Andreas Hanger (ÖVP) zeigte sich erfreut darüber, dass nach intensiven Beratungen Einstimmigkeit über eine Stärkung der Strukturen der Rettungsorganisationen und des Zivilschutzes erreicht werden konnte. Entstanden sei das Gesetz aus einer Diskussion, die vor zwei Jahren aufgrund der Frage der Unterstützung der Freiwilligen Feuerwehren begonnen habe. Mit der nun getroffenen Regelung unterstütze man insbesondere die Freiwilligkeit und das Ehrenamt. Ohne diese könnten vor allem kleinere Rettungsorganisationen nicht bestehen. Eva-Maria Himmelbauer (ÖVP) sagte, der Beschluss sei ein wichtiger Beitrag zur Krisenvorsorge, um bestmöglich auf Katastrophenfälle vorbereitet zu sein. Ziel sei es dabei auch, die Zusammenarbeit der Organisationen zu verstärken. Daher müsse bei allen angeschafften Geräten auf deren Interoperabilität geachtet werden.

Klaus Köchl (SPÖ) freute sich ebenfalls über Regelung. Er würdigte die Arbeit der vielen Freiwilligen in den Rettungsorganisationen und hob insbesondere auch die wichtige Tätigkeit des Zivilschutzes hervor. Gerade kleine Organisationen hätten es aber schwer, ihre wichtige Arbeit zu finanzieren. Mit dem Gesetz komme der Bund seiner Verpflichtung zur Unterstützung der Rettungsorganisationen nach, meinte Mario Lindner (SPÖ). Allerdings hätte er sich gewünscht, dass die Verteilung der Mittel bald evaluiert werde. Vor allem Organisationen in strukturschwachen Regionen müssten besser unterstützt werden. Zur Stärkung der Rettungsdienste wäre es auch wichtig, die Sanitäter:innen gesetzlich besser abzusichern.

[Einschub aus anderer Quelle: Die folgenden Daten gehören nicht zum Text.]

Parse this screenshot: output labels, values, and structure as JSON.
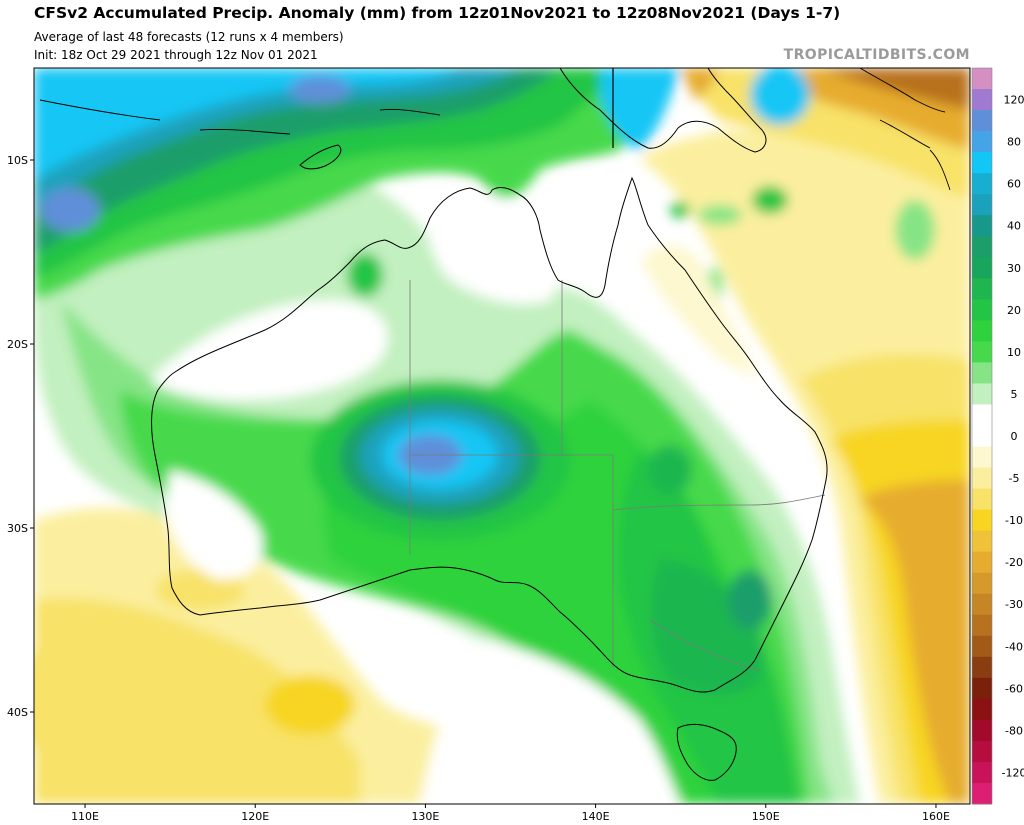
{
  "header": {
    "title": "CFSv2 Accumulated Precip. Anomaly (mm) from 12z01Nov2021 to 12z08Nov2021 (Days 1-7)",
    "subtitle": "Average of last 48 forecasts (12 runs x 4 members)",
    "init": "Init: 18z Oct 29 2021 through 12z Nov 01 2021",
    "credit": "TROPICALTIDBITS.COM"
  },
  "map": {
    "lon_range": [
      107,
      162
    ],
    "lat_range": [
      -45,
      -5
    ],
    "lon_ticks": [
      {
        "value": 110,
        "label": "110E"
      },
      {
        "value": 120,
        "label": "120E"
      },
      {
        "value": 130,
        "label": "130E"
      },
      {
        "value": 140,
        "label": "140E"
      },
      {
        "value": 150,
        "label": "150E"
      },
      {
        "value": 160,
        "label": "160E"
      }
    ],
    "lat_ticks": [
      {
        "value": -10,
        "label": "10S"
      },
      {
        "value": -20,
        "label": "20S"
      },
      {
        "value": -30,
        "label": "30S"
      },
      {
        "value": -40,
        "label": "40S"
      }
    ]
  },
  "colorbar": {
    "levels": [
      {
        "label": "",
        "color": "#d68fc3"
      },
      {
        "label": "120",
        "color": "#a07ad0"
      },
      {
        "label": "",
        "color": "#5f8fd9"
      },
      {
        "label": "80",
        "color": "#45a4e8"
      },
      {
        "label": "",
        "color": "#12c6f5"
      },
      {
        "label": "60",
        "color": "#16aed1"
      },
      {
        "label": "",
        "color": "#1aa2bc"
      },
      {
        "label": "40",
        "color": "#16998b"
      },
      {
        "label": "",
        "color": "#1b9e6a"
      },
      {
        "label": "30",
        "color": "#17a65c"
      },
      {
        "label": "",
        "color": "#1db64f"
      },
      {
        "label": "20",
        "color": "#22c545"
      },
      {
        "label": "",
        "color": "#2dd23d"
      },
      {
        "label": "10",
        "color": "#47d94c"
      },
      {
        "label": "",
        "color": "#86e486"
      },
      {
        "label": "5",
        "color": "#c2f0c0"
      },
      {
        "label": "",
        "color": "#ffffff"
      },
      {
        "label": "0",
        "color": "#ffffff"
      },
      {
        "label": "",
        "color": "#fdf8cf"
      },
      {
        "label": "-5",
        "color": "#fbef9f"
      },
      {
        "label": "",
        "color": "#f8e268"
      },
      {
        "label": "-10",
        "color": "#f7d520"
      },
      {
        "label": "",
        "color": "#f0c23a"
      },
      {
        "label": "-20",
        "color": "#e6ac2f"
      },
      {
        "label": "",
        "color": "#d69a2b"
      },
      {
        "label": "-30",
        "color": "#c78625"
      },
      {
        "label": "",
        "color": "#b8711f"
      },
      {
        "label": "-40",
        "color": "#a45a17"
      },
      {
        "label": "",
        "color": "#8a3d10"
      },
      {
        "label": "-60",
        "color": "#7a200b"
      },
      {
        "label": "",
        "color": "#8c1112"
      },
      {
        "label": "-80",
        "color": "#a10a2a"
      },
      {
        "label": "",
        "color": "#b40d3e"
      },
      {
        "label": "-120",
        "color": "#c8125a"
      },
      {
        "label": "",
        "color": "#dc1f73"
      }
    ]
  }
}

Seine Fraktion trage den Beschluss selbstverständlich mit, sagte Maximilian Linder (FPÖ). Er habe selbst erlebt, welche wichtige Arbeit die Rettungs- und Hilfsorganisationen bei Naturkatastrophen leisten. Allerdings sollte das Gesetz früher als in vier Jahren, wie derzeit vorgesehen sei, evaluiert werden.

Die Rettungsorganisationen in Österreich leisten mit sehr viel Freiwilligenarbeit außerordentlich viel, hob auch David Stögmüller (Grüne) hervor. Das Gesetz unterstütze ganz bewusst auch kleinere Organisationen wie die Wasserrettung, die bisher vor großen und kaum zu bewältigenden finanziellen Herausforderungen standen.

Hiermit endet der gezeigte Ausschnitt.